Cada veículo possui em média uma “tonelada” de componentes encaixados que geram muitos empregos e poderiam ser fabricados no Brasil. É isto que precisamos para o desenvolvimento da cadeia produtiva no Brasil; o que gera e mantém empregos para a nossa geração e, sobretudo, para as futuras gerações é criar/fazer os componentes automotivos. Quando saímos na rua e vemos um veículo importado rodando, trata-se de um golpe na geração de empregos. O veículo e um relevante gerador de emprego, além de ser uma boa fonte de arrecadação pública; e o melhor de tudo: precisamos e desejamos marcas, modelos e tudo aquilo que o automóvel é capaz de contemplar.
Vamos agora para a questão central: Veículos mais “baratos” = manutenção e geração de empregos?
Quando importamos, em tese, temos preços mais baixos e como consequência, gera-se desemprego. Este é o cenário com o qual nos deparamos. Entretanto, será que não dá para contemplar os dois fatores da equação acima, ou seja, torná-la de fato uma equação em que um lado corresponde ao outro?
Após muito discutirmos o cenário, chegamos a conclusão que sim, há um meio. A resposta da equação está aqui dentro de nossas fronteiras e diga-se de passagem, território este que é propício para se trabalhar e gerar renda.
A pergunta que poderia responder a equação: Por que não surgem no Brasil montadoras nacionais? Impossível de acontecer?
De modo algum, isto é realmente possível. Temos uma rede de fornecedores de autopeças que dominam e fabricam praticamente todas as peças dos veículos.

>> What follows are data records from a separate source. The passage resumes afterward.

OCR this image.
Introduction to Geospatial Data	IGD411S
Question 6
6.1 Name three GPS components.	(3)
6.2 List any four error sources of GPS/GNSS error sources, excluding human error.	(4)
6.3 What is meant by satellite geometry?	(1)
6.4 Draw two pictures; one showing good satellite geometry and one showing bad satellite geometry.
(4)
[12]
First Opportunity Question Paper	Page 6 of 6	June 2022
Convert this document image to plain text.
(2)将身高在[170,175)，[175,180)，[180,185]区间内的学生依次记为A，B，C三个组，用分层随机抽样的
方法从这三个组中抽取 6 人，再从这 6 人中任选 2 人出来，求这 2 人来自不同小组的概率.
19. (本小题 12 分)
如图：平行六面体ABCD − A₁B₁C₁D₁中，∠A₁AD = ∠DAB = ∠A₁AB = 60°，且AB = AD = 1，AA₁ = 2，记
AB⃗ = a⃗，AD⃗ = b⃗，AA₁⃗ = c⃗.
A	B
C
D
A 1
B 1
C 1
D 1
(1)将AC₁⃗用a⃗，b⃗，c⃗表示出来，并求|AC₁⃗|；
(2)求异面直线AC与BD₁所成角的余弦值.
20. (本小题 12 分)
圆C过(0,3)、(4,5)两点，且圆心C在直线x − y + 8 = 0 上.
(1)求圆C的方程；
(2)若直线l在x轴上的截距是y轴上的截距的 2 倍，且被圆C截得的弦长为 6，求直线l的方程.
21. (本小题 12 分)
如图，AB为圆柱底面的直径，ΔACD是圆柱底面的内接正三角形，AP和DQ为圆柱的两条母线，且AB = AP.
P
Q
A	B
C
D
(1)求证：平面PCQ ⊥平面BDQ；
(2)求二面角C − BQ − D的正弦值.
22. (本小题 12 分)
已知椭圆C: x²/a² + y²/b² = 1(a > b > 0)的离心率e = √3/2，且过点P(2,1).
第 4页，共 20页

Temos grandes produtores de ferro, borracha, vidro, plásticos e alumínio que são os principais insumos na fabricação dos componentes. Os componentes os quais temos dificuldade de produzir devido as tecnologias externas são poucos e podem ser importados, pois o automóvel, em função de sua natureza produtiva, tornou-se um produto modular, ou seja, compram-se as partes (pacotes) em qualquer parte do mundo e depois realiza a montagem até se transformar num veículo.
O que estamos esperando para iniciar uma dúzia de montadoras nacionais? Porque os grandes produtores de commodities (ferro, borracha, alumínio e etc) não aumentam o valor agregado de seus produtos entrando nesse segmento?
Agora vem a questão da importação: o que fazer para evitar a concorrência de países que entregam automóveis com design moderno, de baixo custo de aquisição e que apresentam um ciclo de vida curto, ou seja, sua durabilidade é pequena?
Seguramente, temos uma boa alternativa e não refere-se a proibir sistematicamente a importação impondo cotas, por exemplo. Este mecanismo não tem mais espaço no mundo globalizado de hoje, o que realmente precisamos é impor barreiras técnicas eficientes (que é uma forma de protecionismo, porém, uma forma inteligente), da mesma forma que os EUA e os países da Europa fazem.
Se para cada tipo de veículo importado, houver uma lista bem elaborada de exigências quanto o desempenho e segurança do veículo, certamente, o cenário seria diferente. Temos o “Inmetro” que realiza tais procedimentos técnicos para muitos produtos evitando que nosso mercado seja inundado com produtos ineficientes que, por sua vez, eliminam a capacidade de geração de emprego das nossas empresas e ofendem o consumidor consciente.
Segue um exemplo: O consumidor (no mundo inteiro) compra aquilo que alinha-se as expectativas dele e o elemento ‘qualidade e preço’ são condicionantes na decisão de compra. Em alguns segmentos, por exemplo, os mais populares, o preço ainda representa um elemento estimulador de primeira ordem e a qualidade, o consumidor verificará depois do ato já consumado. Na contramão disso, se o produto não tiver requisitos mínimos de qualidade e segurança , certamente, o mesmo poderá ser uma ameaça à segurança e aos direitos mínimos garantidos por lei desse consumidor. Uma prova disso foi um modelo de perua asiática que inundou nosso mercado nos anos 90 e foi muito usada por vendedores de lanches de rua. O Veículo parecia funcional, baixo custo, porém, em determinadas situações de frenagem, o veículo capotava com muita facilidade, além das questões relacionadas a uma mecânica frágil.
Se esses veículos fossem submetidos ao processo de certificação com normas brasileiras exigentes de um mercado desenvolvido e preocupado com a credibilidade do setor, tudo seria bem diferente. O governo deve atuar nesse sentido, porque o consumidor desse segmento, e não é só no Brasil, não consegue ainda na proporção ideal avaliar e definir a qualidade e a segurança do produto que compra. Não é prioridade para uma grande fatia do mercado.
O governo está acenando com incentivos que isentam os tributos do produto final progressivamente, ou seja, quanto mais componentes “made in Brazil” for incorporado ao produto final, maior será a carga de incentivos fiscais. Seguramente, é um cenário promissor para as nossas bases locais de desenvolvimento de produtos, mas não suficiente. Será necessário um plano industrial de incentivos as montadoras nacionais e investir massivamente em barreiras técnicas impedindo uma concorrência externa de qualidade inferior de forma a credibilizar o setor e, sobretudo a P&D, solidificando e gerando empregos sustentáveis, proporcionando preços mais acessíveis e maior qualidade e segurança.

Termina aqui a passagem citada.